Libya’da yaşamını yitiren MİT mensupları ile yaptıkları haber ve paylaşımlar nedeniyle haklarındaki cezalar istinaf mahkemesince onanan ve adliyelere giderek cezaevlerine gönderilen üç gazeteciden Murat Ağırel ve Barış Pehlivan dün akşam (15 Şubat) saatlerinde, Hülya Kılınç ise bugün öğle saatlerinde serbest bırakıldı. Gazetecilerin avukatlarından Hüseyin Ersöz, gazetecilerin karşılaştığı süreci Medyascope’a anlattı.
Hülya Kılınç, Barış Pehlivan ve Murat Ağırel, Libya’da yaşamını yitiren MİT görevlileriyle ilgili haberleri ve paylaşımları gerekçesiyle yargılanan sekiz gazeteci arasındaydı. Gazeteciler, Mart 2020’den Eylül 2020’ye dek tutuklu yargılandı. İstanbul 34. Ağır Ceza Mahkemesi, “istihbarat faaliyeti ile ilgili bilgi ve belgeleri ifşa etmek” suçlamasıyla Pehlivan ve Kılınç’a üç yıl dokuz ay, Aydın Keser, Ferhat Çelik ve Ağırel’e ise dört yıl sekiz ay yedi gün hapis cezası verdi ve cezalar Şubat 2022 başında İstanbul Bölge Adliye Mahkemesi 3. Ceza Dairesi’nce onandı.
Denetimli serbestlik ile gelen tahliye
Avukat Ersöz, üç yıl dokuz aylık cezanın, infaz rejimine göre üçte ikisinin kapalı cezaevinde geçirildiğini, geri kalanın şartlı salıverme kapsamında olduğunu söyledi. Sürecin bu aşamadan sonra tutuklu kalınan sürenin düşülüp açık ceza infaz kurumuna çıkma şartları gerçekleştiyse oraya sevkin yapılması ve arkasından da denetimli serbestlik döneminin başlaması şeklinde işlediğini anlattı. Avukat Ersöz, denetimli serbestlik yasası çerçevesinde koşullu salıverilme süresine üç yıl kalanlara denetimli serbestlik uygulanmasına dair hükmün de tahliyeyi getirdiğini belirtti.
Ersöz, gazetecilerle ilgili mahkumiyet kararlarının kesinleşmesinden itibaren yaşanan süreci ise şöyle anlattı:
“Kesinleşen karar sebebiyle dosya ağır ceza mahkemesine gönderildi.
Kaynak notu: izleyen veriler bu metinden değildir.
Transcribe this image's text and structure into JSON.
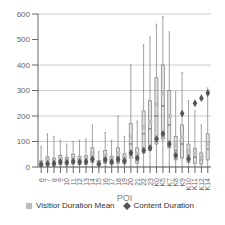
{
  "chart_data": {
    "type": "box",
    "title": "",
    "xlabel": "POI",
    "ylabel": "",
    "categories": [
      "6",
      "7",
      "8",
      "9",
      "10",
      "11",
      "12",
      "13",
      "14",
      "15",
      "16",
      "17",
      "18",
      "19",
      "20",
      "21",
      "22",
      "23",
      "K0",
      "K5",
      "K7",
      "K8",
      "K9",
      "K10",
      "K11",
      "K12",
      "K14"
    ],
    "q1": [
      5,
      8,
      6,
      10,
      8,
      12,
      10,
      11,
      18,
      6,
      15,
      10,
      15,
      12,
      35,
      15,
      55,
      65,
      90,
      110,
      75,
      28,
      35,
      18,
      15,
      12,
      28
    ],
    "median": [
      12,
      18,
      15,
      22,
      18,
      25,
      20,
      22,
      38,
      13,
      32,
      20,
      38,
      26,
      90,
      38,
      130,
      150,
      200,
      240,
      165,
      65,
      90,
      46,
      38,
      28,
      70
    ],
    "q3": [
      25,
      40,
      35,
      45,
      38,
      50,
      42,
      44,
      75,
      26,
      65,
      42,
      75,
      52,
      170,
      75,
      220,
      260,
      350,
      400,
      300,
      120,
      165,
      90,
      72,
      55,
      130
    ],
    "whislo": [
      0,
      0,
      0,
      0,
      0,
      0,
      0,
      0,
      0,
      0,
      0,
      0,
      0,
      0,
      0,
      0,
      0,
      0,
      0,
      0,
      0,
      0,
      0,
      0,
      0,
      0,
      0
    ],
    "whishi": [
      80,
      130,
      120,
      105,
      90,
      100,
      105,
      110,
      165,
      60,
      135,
      105,
      200,
      120,
      400,
      180,
      480,
      510,
      560,
      590,
      530,
      295,
      370,
      260,
      220,
      165,
      310
    ],
    "color": "#888888",
    "series": [
      {
        "name": "Visitior Duration Mean",
        "color": "#bbbbbb",
        "marker": "square",
        "values": [
          18,
          28,
          22,
          30,
          26,
          34,
          29,
          31,
          52,
          18,
          44,
          29,
          54,
          36,
          118,
          52,
          155,
          175,
          245,
          290,
          200,
          86,
          118,
          62,
          52,
          38,
          90
        ]
      },
      {
        "name": "Content Duration",
        "color": "#555555",
        "marker": "diamond",
        "values": [
          10,
          12,
          14,
          20,
          18,
          22,
          20,
          21,
          30,
          12,
          28,
          20,
          30,
          24,
          55,
          35,
          65,
          75,
          110,
          130,
          90,
          45,
          210,
          32,
          250,
          270,
          290
        ]
      }
    ],
    "ylim": [
      0,
      600
    ],
    "yticks": [
      0,
      100,
      200,
      300,
      400,
      500,
      600
    ],
    "grid": true,
    "legend": "bottom"
  }
}
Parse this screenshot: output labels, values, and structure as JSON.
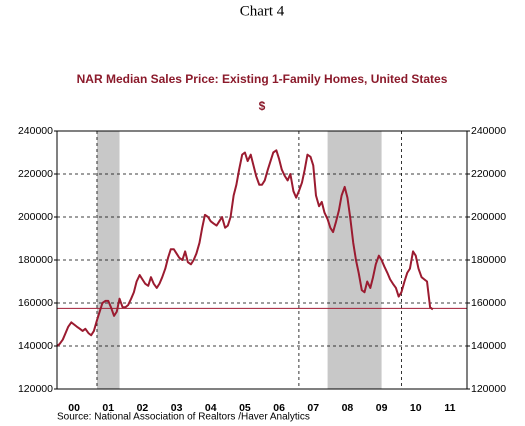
{
  "chart_data": {
    "type": "line",
    "header": "Chart 4",
    "title": "NAR Median Sales Price: Existing 1-Family Homes, United States",
    "subtitle": "$",
    "source": "Source:  National Association of Realtors /Haver Analytics",
    "xlim": [
      2000,
      2012
    ],
    "ylim": [
      120000,
      240000
    ],
    "yticks": [
      120000,
      140000,
      160000,
      180000,
      200000,
      220000,
      240000
    ],
    "xticks": [
      {
        "value": 2000.5,
        "label": "00"
      },
      {
        "value": 2001.5,
        "label": "01"
      },
      {
        "value": 2002.5,
        "label": "02"
      },
      {
        "value": 2003.5,
        "label": "03"
      },
      {
        "value": 2004.5,
        "label": "04"
      },
      {
        "value": 2005.5,
        "label": "05"
      },
      {
        "value": 2006.5,
        "label": "06"
      },
      {
        "value": 2007.5,
        "label": "07"
      },
      {
        "value": 2008.5,
        "label": "08"
      },
      {
        "value": 2009.5,
        "label": "09"
      },
      {
        "value": 2010.5,
        "label": "10"
      },
      {
        "value": 2011.5,
        "label": "11"
      }
    ],
    "grid": true,
    "vlines": [
      2001.17,
      2007.08,
      2010.08
    ],
    "recessions": [
      [
        2001.17,
        2001.83
      ],
      [
        2007.92,
        2009.5
      ]
    ],
    "reference_line": {
      "value": 157500,
      "color": "#a01c34"
    },
    "x": [
      2000,
      2000.08,
      2000.17,
      2000.25,
      2000.33,
      2000.42,
      2000.5,
      2000.58,
      2000.67,
      2000.75,
      2000.83,
      2000.92,
      2001,
      2001.08,
      2001.17,
      2001.25,
      2001.33,
      2001.42,
      2001.5,
      2001.58,
      2001.67,
      2001.75,
      2001.83,
      2001.92,
      2002,
      2002.08,
      2002.17,
      2002.25,
      2002.33,
      2002.42,
      2002.5,
      2002.58,
      2002.67,
      2002.75,
      2002.83,
      2002.92,
      2003,
      2003.08,
      2003.17,
      2003.25,
      2003.33,
      2003.42,
      2003.5,
      2003.58,
      2003.67,
      2003.75,
      2003.83,
      2003.92,
      2004,
      2004.08,
      2004.17,
      2004.25,
      2004.33,
      2004.42,
      2004.5,
      2004.58,
      2004.67,
      2004.75,
      2004.83,
      2004.92,
      2005,
      2005.08,
      2005.17,
      2005.25,
      2005.33,
      2005.42,
      2005.5,
      2005.58,
      2005.67,
      2005.75,
      2005.83,
      2005.92,
      2006,
      2006.08,
      2006.17,
      2006.25,
      2006.33,
      2006.42,
      2006.5,
      2006.58,
      2006.67,
      2006.75,
      2006.83,
      2006.92,
      2007,
      2007.08,
      2007.17,
      2007.25,
      2007.33,
      2007.42,
      2007.5,
      2007.58,
      2007.67,
      2007.75,
      2007.83,
      2007.92,
      2008,
      2008.08,
      2008.17,
      2008.25,
      2008.33,
      2008.42,
      2008.5,
      2008.58,
      2008.67,
      2008.75,
      2008.83,
      2008.92,
      2009,
      2009.08,
      2009.17,
      2009.25,
      2009.33,
      2009.42,
      2009.5,
      2009.58,
      2009.67,
      2009.75,
      2009.83,
      2009.92,
      2010,
      2010.08,
      2010.17,
      2010.25,
      2010.33,
      2010.42,
      2010.5,
      2010.58,
      2010.67,
      2010.75,
      2010.83,
      2010.92,
      2011
    ],
    "series": [
      {
        "color": "#9b1b30",
        "values": [
          140000,
          141000,
          143000,
          146000,
          149000,
          151000,
          150000,
          149000,
          148000,
          147000,
          148000,
          146000,
          145000,
          147000,
          152000,
          156000,
          160000,
          161000,
          161000,
          158000,
          154000,
          156000,
          162000,
          158000,
          158000,
          159000,
          162000,
          165000,
          170000,
          173000,
          171000,
          169000,
          168000,
          172000,
          169000,
          167000,
          169000,
          172000,
          176000,
          181000,
          185000,
          185000,
          183000,
          181000,
          180000,
          184000,
          179000,
          178000,
          180000,
          183000,
          188000,
          195000,
          201000,
          200000,
          198000,
          197000,
          196000,
          198000,
          200000,
          195000,
          196000,
          200000,
          210000,
          215000,
          222000,
          229000,
          230000,
          226000,
          229000,
          224000,
          219000,
          215000,
          215000,
          217000,
          222000,
          226000,
          230000,
          231000,
          227000,
          222000,
          219000,
          217000,
          220000,
          212000,
          209000,
          212000,
          216000,
          222000,
          229000,
          228000,
          224000,
          210000,
          205000,
          207000,
          202000,
          199000,
          195000,
          193000,
          198000,
          203000,
          210000,
          214000,
          209000,
          200000,
          188000,
          180000,
          174000,
          166000,
          165000,
          170000,
          167000,
          172000,
          178000,
          182000,
          180000,
          177000,
          174000,
          171000,
          169000,
          167000,
          163000,
          165000,
          170000,
          174000,
          176000,
          184000,
          182000,
          176000,
          172000,
          171000,
          170000,
          158000,
          157000
        ]
      }
    ]
  }
}
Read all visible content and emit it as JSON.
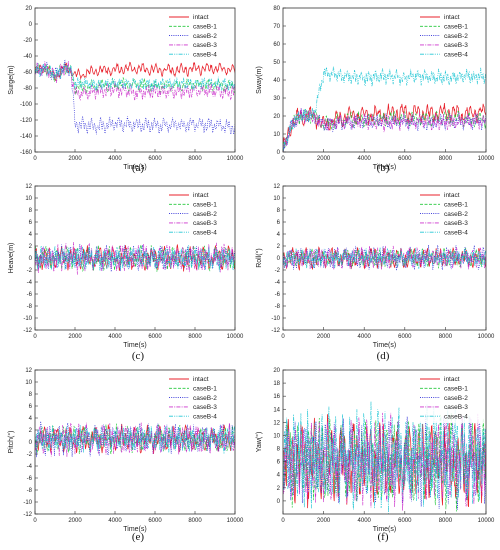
{
  "chart_data": [
    {
      "type": "line",
      "panel_label": "(a)",
      "xlabel": "Time(s)",
      "ylabel": "Surge(m)",
      "xlim": [
        0,
        10000
      ],
      "ylim": [
        -160,
        20
      ],
      "xticks": [
        0,
        2000,
        4000,
        6000,
        8000,
        10000
      ],
      "yticks": [
        -160,
        -140,
        -120,
        -100,
        -80,
        -60,
        -40,
        -20,
        0,
        20
      ],
      "legend": "top-right",
      "x": [
        0,
        500,
        1000,
        1500,
        1800,
        2000,
        3000,
        4000,
        5000,
        6000,
        7000,
        8000,
        9000,
        10000
      ],
      "series": [
        {
          "name": "intact",
          "mean": [
            -60,
            -55,
            -65,
            -55,
            -58,
            -65,
            -58,
            -57,
            -56,
            -57,
            -58,
            -56,
            -55,
            -58
          ],
          "amp": 7
        },
        {
          "name": "caseB-1",
          "mean": [
            -60,
            -55,
            -65,
            -55,
            -58,
            -80,
            -78,
            -76,
            -76,
            -78,
            -77,
            -76,
            -76,
            -78
          ],
          "amp": 7
        },
        {
          "name": "caseB-2",
          "mean": [
            -60,
            -55,
            -65,
            -55,
            -58,
            -125,
            -128,
            -125,
            -126,
            -127,
            -126,
            -125,
            -127,
            -130
          ],
          "amp": 9
        },
        {
          "name": "caseB-3",
          "mean": [
            -60,
            -55,
            -65,
            -55,
            -58,
            -88,
            -84,
            -82,
            -86,
            -84,
            -85,
            -83,
            -84,
            -86
          ],
          "amp": 9
        },
        {
          "name": "caseB-4",
          "mean": [
            -60,
            -55,
            -65,
            -55,
            -58,
            -74,
            -76,
            -74,
            -75,
            -76,
            -74,
            -75,
            -74,
            -76
          ],
          "amp": 7
        }
      ]
    },
    {
      "type": "line",
      "panel_label": "(b)",
      "xlabel": "Time(s)",
      "ylabel": "Sway(m)",
      "xlim": [
        0,
        10000
      ],
      "ylim": [
        0,
        80
      ],
      "xticks": [
        0,
        2000,
        4000,
        6000,
        8000,
        10000
      ],
      "yticks": [
        0,
        10,
        20,
        30,
        40,
        50,
        60,
        70,
        80
      ],
      "legend": "top-right",
      "x": [
        0,
        300,
        800,
        1500,
        2000,
        3000,
        4000,
        5000,
        6000,
        7000,
        8000,
        9000,
        10000
      ],
      "series": [
        {
          "name": "intact",
          "mean": [
            0,
            12,
            20,
            20,
            15,
            20,
            20,
            21,
            22,
            21,
            22,
            21,
            22
          ],
          "amp": 5
        },
        {
          "name": "caseB-1",
          "mean": [
            0,
            12,
            20,
            20,
            15,
            18,
            18,
            18,
            19,
            18,
            19,
            18,
            18
          ],
          "amp": 4
        },
        {
          "name": "caseB-2",
          "mean": [
            0,
            12,
            20,
            20,
            15,
            16,
            17,
            17,
            17,
            16,
            17,
            17,
            17
          ],
          "amp": 4
        },
        {
          "name": "caseB-3",
          "mean": [
            0,
            12,
            20,
            20,
            15,
            17,
            17,
            16,
            17,
            17,
            16,
            17,
            17
          ],
          "amp": 4
        },
        {
          "name": "caseB-4",
          "mean": [
            0,
            12,
            20,
            20,
            44,
            42,
            41,
            42,
            41,
            42,
            41,
            42,
            42
          ],
          "amp": 4
        }
      ]
    },
    {
      "type": "line",
      "panel_label": "(c)",
      "xlabel": "Time(s)",
      "ylabel": "Heave(m)",
      "xlim": [
        0,
        10000
      ],
      "ylim": [
        -12,
        12
      ],
      "xticks": [
        0,
        2000,
        4000,
        6000,
        8000,
        10000
      ],
      "yticks": [
        -12,
        -10,
        -8,
        -6,
        -4,
        -2,
        0,
        2,
        4,
        6,
        8,
        10,
        12
      ],
      "legend": "top-right",
      "x": [
        0,
        10000
      ],
      "series": [
        {
          "name": "intact",
          "mean": [
            0,
            0
          ],
          "amp": 1.8
        },
        {
          "name": "caseB-1",
          "mean": [
            0,
            0
          ],
          "amp": 1.8
        },
        {
          "name": "caseB-2",
          "mean": [
            0,
            0
          ],
          "amp": 1.8
        },
        {
          "name": "caseB-3",
          "mean": [
            0,
            0
          ],
          "amp": 2.2
        },
        {
          "name": "caseB-4",
          "mean": [
            0,
            0
          ],
          "amp": 1.8
        }
      ]
    },
    {
      "type": "line",
      "panel_label": "(d)",
      "xlabel": "Time(s)",
      "ylabel": "Roll(°)",
      "xlim": [
        0,
        10000
      ],
      "ylim": [
        -12,
        12
      ],
      "xticks": [
        0,
        2000,
        4000,
        6000,
        8000,
        10000
      ],
      "yticks": [
        -12,
        -10,
        -8,
        -6,
        -4,
        -2,
        0,
        2,
        4,
        6,
        8,
        10,
        12
      ],
      "legend": "top-right",
      "x": [
        0,
        10000
      ],
      "series": [
        {
          "name": "intact",
          "mean": [
            0,
            0
          ],
          "amp": 1.6
        },
        {
          "name": "caseB-1",
          "mean": [
            0,
            0
          ],
          "amp": 1.4
        },
        {
          "name": "caseB-2",
          "mean": [
            0,
            0
          ],
          "amp": 1.8
        },
        {
          "name": "caseB-3",
          "mean": [
            0,
            0
          ],
          "amp": 1.6
        },
        {
          "name": "caseB-4",
          "mean": [
            0,
            0
          ],
          "amp": 1.4
        }
      ]
    },
    {
      "type": "line",
      "panel_label": "(e)",
      "xlabel": "Time(s)",
      "ylabel": "Pitch(°)",
      "xlim": [
        0,
        10000
      ],
      "ylim": [
        -12,
        12
      ],
      "xticks": [
        0,
        2000,
        4000,
        6000,
        8000,
        10000
      ],
      "yticks": [
        -12,
        -10,
        -8,
        -6,
        -4,
        -2,
        0,
        2,
        4,
        6,
        8,
        10,
        12
      ],
      "legend": "top-right",
      "x": [
        0,
        10000
      ],
      "series": [
        {
          "name": "intact",
          "mean": [
            0.5,
            0.5
          ],
          "amp": 2.0
        },
        {
          "name": "caseB-1",
          "mean": [
            0.5,
            0.5
          ],
          "amp": 2.0
        },
        {
          "name": "caseB-2",
          "mean": [
            0.5,
            0.5
          ],
          "amp": 2.4
        },
        {
          "name": "caseB-3",
          "mean": [
            0.5,
            0.5
          ],
          "amp": 2.4
        },
        {
          "name": "caseB-4",
          "mean": [
            0.5,
            0.5
          ],
          "amp": 2.0
        }
      ]
    },
    {
      "type": "line",
      "panel_label": "(f)",
      "xlabel": "Time(s)",
      "ylabel": "Yaw(°)",
      "xlim": [
        0,
        10000
      ],
      "ylim": [
        -2,
        20
      ],
      "xticks": [
        0,
        2000,
        4000,
        6000,
        8000,
        10000
      ],
      "yticks": [
        0,
        2,
        4,
        6,
        8,
        10,
        12,
        14,
        16,
        18,
        20
      ],
      "legend": "top-right",
      "x": [
        0,
        10000
      ],
      "series": [
        {
          "name": "intact",
          "mean": [
            6,
            6
          ],
          "amp": 6
        },
        {
          "name": "caseB-1",
          "mean": [
            6,
            6
          ],
          "amp": 6
        },
        {
          "name": "caseB-2",
          "mean": [
            6,
            6
          ],
          "amp": 6
        },
        {
          "name": "caseB-3",
          "mean": [
            6,
            6
          ],
          "amp": 6
        },
        {
          "name": "caseB-4",
          "mean": [
            6.5,
            6.5
          ],
          "amp": 7
        }
      ]
    }
  ],
  "colors": {
    "intact": "#e8212b",
    "caseB-1": "#27c93f",
    "caseB-2": "#2b2bd6",
    "caseB-3": "#cc33cc",
    "caseB-4": "#22c6d4"
  }
}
Ağır ceza mahkemesi de kesinleşme şerhlerini düzenleyerek infaz savcılığına bildirdi. İnfaz savcılığına dosya gönderildiği andan itibaren, infaz savcılığı tarafından gazeteciler hakkında yakalama kararları çıkartılacaktı. Bu yakalama kararlarının çıkartılmaları beklenmeksizin üç gazeteci bulundukları yerlerdeki adliyelere gidip teslim oldular. Bundan sonraki süreç, cezanın infazı sürecinin başlangıcını oluşturdu. Cezanın infazı, kapalı infaz kurumunda, ardından açık ceza infaz kurumunda, üçüncü olarak da denetimli serbestlik hükümleri çerçevesinde gerçekleşiyor. Haklarındaki mahkumiyet kararı gerçekleşen kişiler kapalı ceza infaz kurumuna gidip teslim olmalı. Üç gazeteci kapalı ceza infaz kurumuna giderek teslim oldu. Ardından da 2020’de çıkarılan yasa çerçevesinde denetimli serbestlik süresi üç yıla uzatıldığından, infaz edilecek hapis cezası bulunmadığı için, Bakırköy İnfaz Hakimliği’nce Murat Ağırel ve Barış Pehlivan hakkında denetimli serbestlik uygulanmasına karar verildi. Ağırel ve Pehlivan bu şekilde cezaevinden çıktılar. Bir daha ikisinin bu doğrultuda cezaevine girmeleri söz konusu değil ancak bu cezanın infazı denetimli serbestlik tedbiri uygulanarak infaz edilmeye devam edecek.”
Avukat Ersöz, denetimli serbestlik bürosunun karar verdiği denetimli serbestlik tedbirlerinin konferanslara dinleyici olarak katılma, kamu yararına çalışma, imza atma gibi yöntemlerden herhangi biri ya da birkaçı şeklinde olabildiğini anlattı. Ersöz, salgın koşulları nedeniyle hükümlülerin denetimli serbestlik bürolarına gitme zorunluluğu olmadığını, bu süre geçtikten sonra haklarındaki denetimli serbestlik tedbirlerinin uygulanması söz konusu olacağını, şu aşamada herhangi bir tedbir uygulanmayacağını söyledi.